Kinderkompass > Familienleben > Haustiere tun Kindern gut

Haustiere tun Kindern gut

Kinder mit Haustieren
© iStock.com/skynesher

Nicht nur für uns als Eltern ist ein Haustier eine tolle Sache. Gerade Kinder profitieren sehr von einem tierischen Familienmitglied.

Der beste Freund

Obwohl der Hund gemeinhin als bester Freund des Menschen gilt, können die meisten Haustierarten zu tollen Freunden für unsere Kinder werden. Nicht nur dass man Hund, Katze und Co. streicheln und mit ihnen spielen kann, man kann ihnen alles erzählen: Vom Streit mit den besten (menschlichen) Freunden, dem schlimmen Alptraum letzte Nacht oder wie sehr man die Großeltern vermisst. Wo wir uns als Eltern oft verständlicherweise dazu berufen fühlen, unseren Kindern mit Rat und Tat beiseite zu stehen, hört das Haustier geduldig zu und man muss sich nicht schämen – egal, was einen beschäftigt.

Der Gesundmacher

Haustiere üben auf uns Menschen eine beruhigende Wirkung aus – nicht umsonst werden so viele Therapien mit Tieren angeboten. Schon das bloße Schnurren der Katze oder der schnarchende Hund in seinem Körbchen senken bereits unseren Stresspegel. Gerade bei Babys und kleinen Kindern wird das Immunsystem durch den tierischen Freund gestärkt und sie werden weniger anfällig für Allergien und Krankheiten. Durch das Toben, Streicheln und gegebenfalls Spazieren gehen sind unsere Kinder körperlich aktiv und erleben viele glückliche Momente. Unser Haustier bringt unseren Kindern bedingungslose Liebe entgegen und vertraut in ihre Fähigkeiten – das stärkt auch das Selbstwertgefühl und Selbstvertrauen enorm und sie können lernen, sich mehr zu zutrauen.

Der Lehrer

Aber Haustiere helfen unseren Kindern nicht nur gesünder zu werden – sie können auch viel von ihrem tierischen Begleiter lernen. Sie lernen, Verantwortung zu übernehmen, werden ordentlicher und zuverlässiger. 
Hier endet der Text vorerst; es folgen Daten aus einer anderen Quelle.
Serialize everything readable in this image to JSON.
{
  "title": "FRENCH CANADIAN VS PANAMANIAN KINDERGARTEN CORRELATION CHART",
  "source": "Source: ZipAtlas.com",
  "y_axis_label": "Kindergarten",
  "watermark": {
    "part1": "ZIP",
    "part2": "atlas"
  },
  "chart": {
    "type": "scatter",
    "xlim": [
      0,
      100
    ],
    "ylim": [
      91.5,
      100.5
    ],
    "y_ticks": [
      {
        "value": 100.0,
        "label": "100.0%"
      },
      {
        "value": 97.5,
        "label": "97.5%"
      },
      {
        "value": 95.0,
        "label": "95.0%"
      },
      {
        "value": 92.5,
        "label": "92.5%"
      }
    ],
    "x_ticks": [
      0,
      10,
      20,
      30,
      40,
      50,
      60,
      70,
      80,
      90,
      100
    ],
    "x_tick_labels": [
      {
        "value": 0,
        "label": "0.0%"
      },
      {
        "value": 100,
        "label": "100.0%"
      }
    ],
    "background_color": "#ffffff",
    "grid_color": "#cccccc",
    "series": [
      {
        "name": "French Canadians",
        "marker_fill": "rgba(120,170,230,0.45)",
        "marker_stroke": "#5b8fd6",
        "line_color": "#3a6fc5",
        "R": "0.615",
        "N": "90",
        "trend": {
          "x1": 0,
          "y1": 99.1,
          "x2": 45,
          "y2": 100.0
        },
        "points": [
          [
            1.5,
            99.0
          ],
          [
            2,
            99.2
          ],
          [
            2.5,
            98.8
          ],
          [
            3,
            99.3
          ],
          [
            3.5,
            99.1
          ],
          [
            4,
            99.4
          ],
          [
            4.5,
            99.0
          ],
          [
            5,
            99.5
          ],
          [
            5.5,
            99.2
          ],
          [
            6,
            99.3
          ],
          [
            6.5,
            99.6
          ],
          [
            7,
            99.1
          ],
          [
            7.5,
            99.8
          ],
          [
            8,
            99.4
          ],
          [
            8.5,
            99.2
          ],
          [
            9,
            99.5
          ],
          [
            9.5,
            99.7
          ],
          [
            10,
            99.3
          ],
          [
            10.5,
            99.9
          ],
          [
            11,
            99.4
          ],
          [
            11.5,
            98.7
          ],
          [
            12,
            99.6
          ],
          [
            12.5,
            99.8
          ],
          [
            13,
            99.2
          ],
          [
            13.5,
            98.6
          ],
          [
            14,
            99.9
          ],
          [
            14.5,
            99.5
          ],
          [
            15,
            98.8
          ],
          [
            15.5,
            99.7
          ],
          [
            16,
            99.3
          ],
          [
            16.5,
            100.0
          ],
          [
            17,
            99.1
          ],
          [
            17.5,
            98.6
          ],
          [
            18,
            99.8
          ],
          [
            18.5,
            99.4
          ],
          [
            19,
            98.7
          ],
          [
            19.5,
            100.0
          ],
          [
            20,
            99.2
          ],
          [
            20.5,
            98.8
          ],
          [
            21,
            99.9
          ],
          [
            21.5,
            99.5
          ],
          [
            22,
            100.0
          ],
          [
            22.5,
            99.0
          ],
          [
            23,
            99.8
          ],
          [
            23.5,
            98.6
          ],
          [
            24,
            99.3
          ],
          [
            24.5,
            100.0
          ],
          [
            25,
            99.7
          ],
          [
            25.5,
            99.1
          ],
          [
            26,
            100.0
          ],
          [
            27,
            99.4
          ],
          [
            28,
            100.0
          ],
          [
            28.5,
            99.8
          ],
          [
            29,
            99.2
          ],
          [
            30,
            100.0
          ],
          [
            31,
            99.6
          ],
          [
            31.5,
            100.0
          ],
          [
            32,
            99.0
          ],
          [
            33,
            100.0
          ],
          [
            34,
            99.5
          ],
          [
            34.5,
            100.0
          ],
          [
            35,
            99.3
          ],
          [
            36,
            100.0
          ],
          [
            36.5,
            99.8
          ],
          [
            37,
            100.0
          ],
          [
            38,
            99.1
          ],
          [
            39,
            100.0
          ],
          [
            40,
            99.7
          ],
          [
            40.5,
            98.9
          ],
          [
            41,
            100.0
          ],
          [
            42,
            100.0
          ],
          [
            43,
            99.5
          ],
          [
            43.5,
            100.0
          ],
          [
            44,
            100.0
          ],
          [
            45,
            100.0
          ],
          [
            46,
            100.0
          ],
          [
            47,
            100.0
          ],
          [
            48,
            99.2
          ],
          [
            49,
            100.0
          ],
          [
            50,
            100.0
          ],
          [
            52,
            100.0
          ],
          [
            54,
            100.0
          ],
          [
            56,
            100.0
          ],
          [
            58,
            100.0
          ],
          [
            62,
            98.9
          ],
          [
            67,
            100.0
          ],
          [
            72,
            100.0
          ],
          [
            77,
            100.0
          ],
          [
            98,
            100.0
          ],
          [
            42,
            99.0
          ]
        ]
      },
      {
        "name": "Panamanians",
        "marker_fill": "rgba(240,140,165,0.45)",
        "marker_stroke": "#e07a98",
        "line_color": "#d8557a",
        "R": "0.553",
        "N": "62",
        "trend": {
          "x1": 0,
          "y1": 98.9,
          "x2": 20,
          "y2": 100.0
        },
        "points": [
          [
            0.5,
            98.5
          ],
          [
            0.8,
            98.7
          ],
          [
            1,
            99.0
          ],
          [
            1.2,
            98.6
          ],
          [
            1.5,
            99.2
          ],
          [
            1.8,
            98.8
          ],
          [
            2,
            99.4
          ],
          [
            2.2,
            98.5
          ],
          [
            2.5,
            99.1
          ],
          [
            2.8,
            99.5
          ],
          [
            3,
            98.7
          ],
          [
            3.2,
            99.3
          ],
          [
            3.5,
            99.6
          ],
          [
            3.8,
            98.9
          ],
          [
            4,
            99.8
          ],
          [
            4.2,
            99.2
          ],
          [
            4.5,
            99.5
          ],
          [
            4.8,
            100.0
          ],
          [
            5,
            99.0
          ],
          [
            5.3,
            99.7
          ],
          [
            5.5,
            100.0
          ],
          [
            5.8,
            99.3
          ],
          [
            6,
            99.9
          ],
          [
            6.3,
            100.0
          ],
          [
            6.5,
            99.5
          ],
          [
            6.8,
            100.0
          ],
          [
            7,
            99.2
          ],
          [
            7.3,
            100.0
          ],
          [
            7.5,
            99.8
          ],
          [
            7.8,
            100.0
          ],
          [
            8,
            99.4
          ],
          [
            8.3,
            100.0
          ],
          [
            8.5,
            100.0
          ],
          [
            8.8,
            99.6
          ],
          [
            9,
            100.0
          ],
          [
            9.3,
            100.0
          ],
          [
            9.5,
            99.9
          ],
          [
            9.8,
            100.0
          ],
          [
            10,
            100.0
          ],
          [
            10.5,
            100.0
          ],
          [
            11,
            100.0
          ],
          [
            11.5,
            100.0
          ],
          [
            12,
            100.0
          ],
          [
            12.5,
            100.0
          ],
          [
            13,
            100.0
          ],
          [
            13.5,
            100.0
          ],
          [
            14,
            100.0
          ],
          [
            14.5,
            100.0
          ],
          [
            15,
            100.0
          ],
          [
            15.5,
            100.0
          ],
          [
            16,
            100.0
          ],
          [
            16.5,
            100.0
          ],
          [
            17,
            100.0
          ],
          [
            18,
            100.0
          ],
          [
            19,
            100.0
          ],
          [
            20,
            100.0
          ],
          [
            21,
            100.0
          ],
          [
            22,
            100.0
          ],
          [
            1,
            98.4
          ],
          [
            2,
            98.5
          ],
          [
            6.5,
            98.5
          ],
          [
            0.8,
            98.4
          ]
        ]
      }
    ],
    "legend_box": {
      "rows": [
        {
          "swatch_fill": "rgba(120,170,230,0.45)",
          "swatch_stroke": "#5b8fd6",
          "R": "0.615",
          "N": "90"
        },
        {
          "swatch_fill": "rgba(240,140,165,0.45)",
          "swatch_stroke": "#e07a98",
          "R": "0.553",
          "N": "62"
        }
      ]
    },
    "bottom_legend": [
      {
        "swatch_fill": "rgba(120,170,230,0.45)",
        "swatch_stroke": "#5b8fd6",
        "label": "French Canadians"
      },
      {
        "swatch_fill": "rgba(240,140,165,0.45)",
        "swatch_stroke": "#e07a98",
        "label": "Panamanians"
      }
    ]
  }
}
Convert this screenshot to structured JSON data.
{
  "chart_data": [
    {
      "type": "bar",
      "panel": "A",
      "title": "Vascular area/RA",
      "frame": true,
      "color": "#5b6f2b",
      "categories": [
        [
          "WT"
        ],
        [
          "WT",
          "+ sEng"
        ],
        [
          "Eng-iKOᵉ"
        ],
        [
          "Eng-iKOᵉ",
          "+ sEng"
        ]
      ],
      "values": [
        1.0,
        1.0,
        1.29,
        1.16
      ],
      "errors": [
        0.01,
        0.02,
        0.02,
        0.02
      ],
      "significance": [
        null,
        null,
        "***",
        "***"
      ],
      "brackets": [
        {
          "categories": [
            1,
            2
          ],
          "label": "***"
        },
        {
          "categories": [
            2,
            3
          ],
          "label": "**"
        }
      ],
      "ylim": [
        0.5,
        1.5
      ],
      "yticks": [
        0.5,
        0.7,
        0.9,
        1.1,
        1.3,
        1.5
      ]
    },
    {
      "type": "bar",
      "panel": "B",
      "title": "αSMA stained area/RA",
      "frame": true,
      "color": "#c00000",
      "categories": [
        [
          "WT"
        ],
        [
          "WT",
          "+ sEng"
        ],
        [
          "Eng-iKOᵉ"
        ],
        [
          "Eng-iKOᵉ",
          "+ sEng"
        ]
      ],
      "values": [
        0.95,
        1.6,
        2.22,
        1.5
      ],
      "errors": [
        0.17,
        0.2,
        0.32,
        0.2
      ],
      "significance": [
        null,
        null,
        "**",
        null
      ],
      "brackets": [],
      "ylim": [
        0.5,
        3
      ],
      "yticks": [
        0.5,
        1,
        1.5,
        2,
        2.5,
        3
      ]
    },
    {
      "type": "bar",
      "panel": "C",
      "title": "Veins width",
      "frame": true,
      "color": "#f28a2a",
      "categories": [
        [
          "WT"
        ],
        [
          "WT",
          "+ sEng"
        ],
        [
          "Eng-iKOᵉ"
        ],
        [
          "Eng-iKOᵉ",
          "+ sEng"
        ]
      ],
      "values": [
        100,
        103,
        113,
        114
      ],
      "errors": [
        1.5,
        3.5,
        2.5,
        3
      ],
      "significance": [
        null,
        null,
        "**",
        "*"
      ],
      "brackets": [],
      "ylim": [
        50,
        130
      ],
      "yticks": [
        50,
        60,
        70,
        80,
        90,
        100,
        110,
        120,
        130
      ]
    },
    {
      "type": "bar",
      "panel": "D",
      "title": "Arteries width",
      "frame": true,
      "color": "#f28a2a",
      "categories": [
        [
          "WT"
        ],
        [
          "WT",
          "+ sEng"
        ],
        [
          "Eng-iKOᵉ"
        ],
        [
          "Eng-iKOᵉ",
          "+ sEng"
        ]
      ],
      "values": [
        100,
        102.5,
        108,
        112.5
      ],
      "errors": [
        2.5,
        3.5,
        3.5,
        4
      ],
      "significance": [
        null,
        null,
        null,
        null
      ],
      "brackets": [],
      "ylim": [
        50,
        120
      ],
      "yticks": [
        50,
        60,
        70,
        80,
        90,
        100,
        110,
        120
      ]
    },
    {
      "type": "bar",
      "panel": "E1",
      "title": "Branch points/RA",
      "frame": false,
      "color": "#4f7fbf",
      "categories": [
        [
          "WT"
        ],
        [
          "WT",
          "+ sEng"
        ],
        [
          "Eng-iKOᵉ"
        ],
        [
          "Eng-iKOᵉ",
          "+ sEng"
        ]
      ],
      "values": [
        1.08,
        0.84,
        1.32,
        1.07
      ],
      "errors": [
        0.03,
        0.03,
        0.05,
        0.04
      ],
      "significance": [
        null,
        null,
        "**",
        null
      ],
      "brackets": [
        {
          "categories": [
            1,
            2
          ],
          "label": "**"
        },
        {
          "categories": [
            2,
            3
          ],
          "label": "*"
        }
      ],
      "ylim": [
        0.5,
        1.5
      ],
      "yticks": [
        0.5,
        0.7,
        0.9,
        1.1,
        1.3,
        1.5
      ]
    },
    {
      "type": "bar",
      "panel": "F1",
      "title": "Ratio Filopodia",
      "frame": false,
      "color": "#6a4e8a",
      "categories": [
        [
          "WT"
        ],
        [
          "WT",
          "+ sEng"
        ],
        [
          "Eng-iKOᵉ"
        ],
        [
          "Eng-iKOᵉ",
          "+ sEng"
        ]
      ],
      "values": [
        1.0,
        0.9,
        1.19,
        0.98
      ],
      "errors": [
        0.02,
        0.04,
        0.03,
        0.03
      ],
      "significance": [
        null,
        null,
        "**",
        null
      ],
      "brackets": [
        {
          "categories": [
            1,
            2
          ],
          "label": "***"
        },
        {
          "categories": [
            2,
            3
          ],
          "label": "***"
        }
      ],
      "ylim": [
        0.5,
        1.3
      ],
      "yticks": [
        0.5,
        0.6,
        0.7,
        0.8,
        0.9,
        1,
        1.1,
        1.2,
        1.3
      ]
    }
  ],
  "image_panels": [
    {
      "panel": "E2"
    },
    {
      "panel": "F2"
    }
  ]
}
Auch die emotionale Intelligenz wird durch ein Haustier gefordert und gefördert. Wo wir Menschen uns oft scheuen, deutlich zu machen, dass wir uns mit einer Situation unwohl fühlen oder das Verhalten unseres Gegenübers zu aufdringlich finden, zeigen unsere Haustiere uns dies und unsere Kinder werden lernen, darauf einzugehen und eine höhere Frustrationstoleranz entwickeln. Sie können aber auch lernen, selbst zu zeigen, wenn sie jemanden zu aufdringlich finden.

Die Verpflichtung

So schön das Zusammenleben mit Haustieren auch ist, so sehr kann es auch als nervend empfunden werden. Hunde und Katzen müssen erzogen werden, alle tierischen Freunde umsorgt und ihr Lebensraum gesäubert werden. Gerade unsere Kleinsten können diese Aufgaben nicht (selbstständig) übernehmen, sodass es an uns Eltern hängen bleibt. 

Fahren wir in den Urlaub oder auch nur übers Wochenende zu den Großeltern, muss die Versorgung unserer tierischen Familienmitglieder gewährleistet sein, sollten wir sie nicht mitnehmen können. Zieht unser Nachwuchs aus, gibt es selten die Möglichkeit, dass das Haustier mitgenommen werden kann – oftmals besteht auch gar nicht der Wunsch. Diese Lustlosigkeit kann sich aber auch schon nach den ersten paar Wochen des Glücks und der Aufregung über den Vierbeiner breitmachen.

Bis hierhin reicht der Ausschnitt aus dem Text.